Consider, for example, the amazing misunderstanding of Democratic policy advisers who actually believe that the “compromise” they went along with will give an extra boost to the present “recovery,” and position Democrats to keep the White House in 2012. Forgetting for the moment that this compromise was really a cave in, and the recovery ostensibly going on since June 2009 is a numbers game played by economists with few close links to Main Street reality, even a better economy in 2012 won’t work to the advantage of the President and his party.

Why? Because the Republicans have pulled off a political master stroke. They constrained the Democrats while the latter supposedly controlled all the elected power pieces in Washington, then ran the table during the lame duck session now coming to an end, and will set the agenda completely starting in January.
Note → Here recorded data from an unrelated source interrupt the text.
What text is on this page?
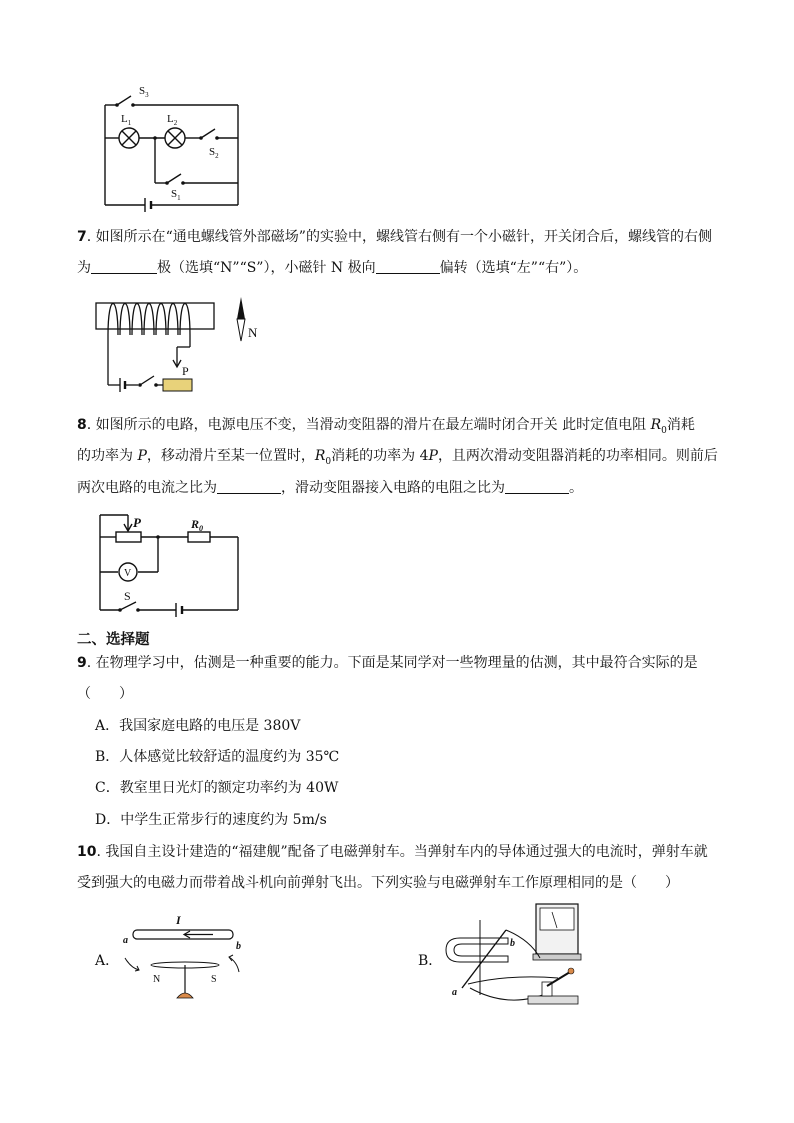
$S_3$
$L_1$	$L_2$
$S_2$
$S_1$
7. 如图所示在“通电螺线管外部磁场”的实验中，螺线管右侧有一个小磁针，开关闭合后，螺线管的右侧
为	极（选填“N”“S”），小磁针 N 极向	偏转（选填“左”“右”）。
N
P
8. 如图所示的电路，电源电压不变，当滑动变阻器的滑片在最左端时闭合开关 此时定值电阻 $R_0$消耗
的功率为 P，移动滑片至某一位置时，$R_0$消耗的功率为 4P，且两次滑动变阻器消耗的功率相同。则前后
两次电路的电流之比为	，滑动变阻器接入电路的电阻之比为	。
P	$R_0$
V
S
二、选择题
9. 在物理学习中，估测是一种重要的能力。下面是某同学对一些物理量的估测，其中最符合实际的是
（　　）
A．我国家庭电路的电压是 380V
B．人体感觉比较舒适的温度约为 35℃
C．教室里日光灯的额定功率约为 40W
D．中学生正常步行的速度约为 5m/s
10. 我国自主设计建造的“福建舰”配备了电磁弹射车。当弹射车内的导体通过强大的电流时，弹射车就
受到强大的电磁力而带着战斗机向前弹射飞出。下列实验与电磁弹射车工作原理相同的是（　　）
A．
I
a
b
N	S
B．
b
a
Thus, they will be able to take credit in 2012 for a real recovery if by some miracle one occurs. But if it doesn’t, they will point to Democrats’ numerical control in the Senate and ownership of the White House and again blame the Democrats for economic failure.

Real political power with the option of taking credit for success and avoiding blame for failure. A master stroke. And the Democrats don’t have a clue.

Now ain’t that a hoot? Another great example of Democratic comic relief.

And then there’s the White House’s just initiated attempt to heal things with the liberal wing of its own party. Or the sanctimonious, purist, ungrateful liberal wing of the party as the Obama team likes to say, while folks like James Carville, that well known moderate Democratic strategist, refers to these liberals “gnats.”

Can you just see the meetings between the Obama team and these dissed progressives? The Obama gang desperately trying to triangulate, to appear friendly to the left without looking too friendly because the president’s best-and-brightest advisers are telling him this will turn off independent voters, while the progressives in the room are wondering if they can secret away some of the excellent pastries on the table so they come out of these meetings with at least something of value.

The hoots keep coming. And there’s plenty more to come.

Attention liberals, progressives, lefties, purists, gnats and whatever else they want to call us. We no longer have a dog in this fight. But there’s more to life than politics. A lot more. It’s time to really move on, to focus our energies in non-political realms, and to give our support to people who are worthy of receiving it.
Oh yes. And to read The Times and watch news on Public Television for laughs.